James Salter

Personal information
- Full name: James Matthew Salter
- Nationality: British
- Born: 18 March 1976 (age 50) Bromsgrove, Worcestershire
- Height: 1.82 m (6 ft 0 in)
- Weight: 77 kg (170 lb)

Sport
- Sport: Swimming
- Strokes: Freestyle

Medal record
Representing Great Britain
World Championships (LC)
| Bronze medal – third place | 1998 Perth | 4×200 m freestyle |
World Championships (SC)
| Silver medal – second place | 2000 Athens | 4×200 m freestyle |
| Bronze medal – third place | 1997 Gothenburg | 4×200 m freestyle |
European Championships (LC)
| Gold medal – first place | 1997 Seville | 4×200 m freestyle |
| Silver medal – second place | 1999 Istanbul | 4×200 m freestyle |
European Championships (SC)
| Bronze medal – third place | 1999 Lisbon | 400 m freestyle |
Representing England
Commonwealth Games
| Bronze medal – third place | 1994 Victoria | 4×200 m freestyle |
| Silver medal – second place | 1998 Kuala Lumpur | 4×200 m freestyle |
| Bronze medal – third place | 2002 Manchester | 4×200 m freestyle |

= James Salter (swimmer) =

British swimmer (born 1976)

James Matthew Salter (born 18 March 1976) is a former international freestyle swimmer for England and Great Britain.

==Swimming career==
He trained with the City of Edinburgh Swimming Club, Scotland under coach Tim Jones.
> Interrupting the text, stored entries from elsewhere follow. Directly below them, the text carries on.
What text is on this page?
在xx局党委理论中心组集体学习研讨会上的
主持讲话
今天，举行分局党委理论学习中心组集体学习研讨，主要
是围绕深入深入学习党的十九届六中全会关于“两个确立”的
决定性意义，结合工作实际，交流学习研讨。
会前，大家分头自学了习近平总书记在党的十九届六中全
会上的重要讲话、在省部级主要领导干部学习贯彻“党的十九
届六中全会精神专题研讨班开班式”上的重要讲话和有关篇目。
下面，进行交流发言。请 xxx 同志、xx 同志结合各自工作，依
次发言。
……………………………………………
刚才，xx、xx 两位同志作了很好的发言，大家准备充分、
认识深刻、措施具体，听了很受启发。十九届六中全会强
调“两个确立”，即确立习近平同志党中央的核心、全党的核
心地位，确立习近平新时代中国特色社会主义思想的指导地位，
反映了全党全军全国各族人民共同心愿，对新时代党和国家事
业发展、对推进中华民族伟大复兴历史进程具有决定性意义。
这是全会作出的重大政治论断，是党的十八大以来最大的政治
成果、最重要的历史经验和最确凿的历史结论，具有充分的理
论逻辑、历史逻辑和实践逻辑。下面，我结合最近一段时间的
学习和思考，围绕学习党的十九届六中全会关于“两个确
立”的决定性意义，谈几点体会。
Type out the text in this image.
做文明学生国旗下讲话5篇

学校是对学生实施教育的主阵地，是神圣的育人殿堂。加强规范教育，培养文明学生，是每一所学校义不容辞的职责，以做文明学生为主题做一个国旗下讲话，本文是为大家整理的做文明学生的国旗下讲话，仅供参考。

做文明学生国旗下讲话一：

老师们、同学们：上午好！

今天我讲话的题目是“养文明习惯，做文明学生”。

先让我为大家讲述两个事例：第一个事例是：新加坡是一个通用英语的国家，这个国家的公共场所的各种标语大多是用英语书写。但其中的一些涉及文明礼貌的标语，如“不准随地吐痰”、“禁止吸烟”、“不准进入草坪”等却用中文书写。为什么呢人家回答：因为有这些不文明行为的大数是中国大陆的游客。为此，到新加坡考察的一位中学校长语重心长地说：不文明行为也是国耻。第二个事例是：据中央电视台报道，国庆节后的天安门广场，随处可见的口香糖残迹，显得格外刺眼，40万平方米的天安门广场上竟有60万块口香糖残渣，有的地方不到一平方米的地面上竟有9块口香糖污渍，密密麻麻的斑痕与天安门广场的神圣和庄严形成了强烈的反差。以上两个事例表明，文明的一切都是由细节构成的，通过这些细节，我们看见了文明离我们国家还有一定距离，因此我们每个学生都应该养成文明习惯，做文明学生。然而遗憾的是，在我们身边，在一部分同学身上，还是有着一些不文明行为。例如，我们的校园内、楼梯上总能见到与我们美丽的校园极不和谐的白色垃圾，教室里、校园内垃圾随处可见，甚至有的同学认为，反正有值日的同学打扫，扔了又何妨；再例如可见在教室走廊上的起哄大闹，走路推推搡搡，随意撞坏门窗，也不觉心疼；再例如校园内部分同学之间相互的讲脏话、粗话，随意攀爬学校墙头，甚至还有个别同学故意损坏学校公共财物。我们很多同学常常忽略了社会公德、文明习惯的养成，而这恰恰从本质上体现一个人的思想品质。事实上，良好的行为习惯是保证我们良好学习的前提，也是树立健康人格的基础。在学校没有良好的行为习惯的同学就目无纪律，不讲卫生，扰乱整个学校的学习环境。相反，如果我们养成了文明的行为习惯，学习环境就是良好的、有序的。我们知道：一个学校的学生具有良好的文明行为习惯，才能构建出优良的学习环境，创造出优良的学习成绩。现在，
Salter twice competed at the Summer Olympics (1996 and 2000) for Great Britain. He is best known for winning the 1997 European title in the men's 4×200 m freestyle relay, alongside Paul Palmer, Andrew Clayton and Gavin Meadows. He represented England and won a bronze medal in the freestyle relay event, at the 1994 Commonwealth Games in Victoria, British Columbia, Canada. Four years later he represented England again winning a silver medal in the same event. A third Games appearance came in 2002 where he also won a third freestyle relay medal.

He is a four times winner of the British Championship in 200 metres freestyle (1994, 1997, 2003, 2004) and twice 400 metres freestyle champion in 2002 and 2003.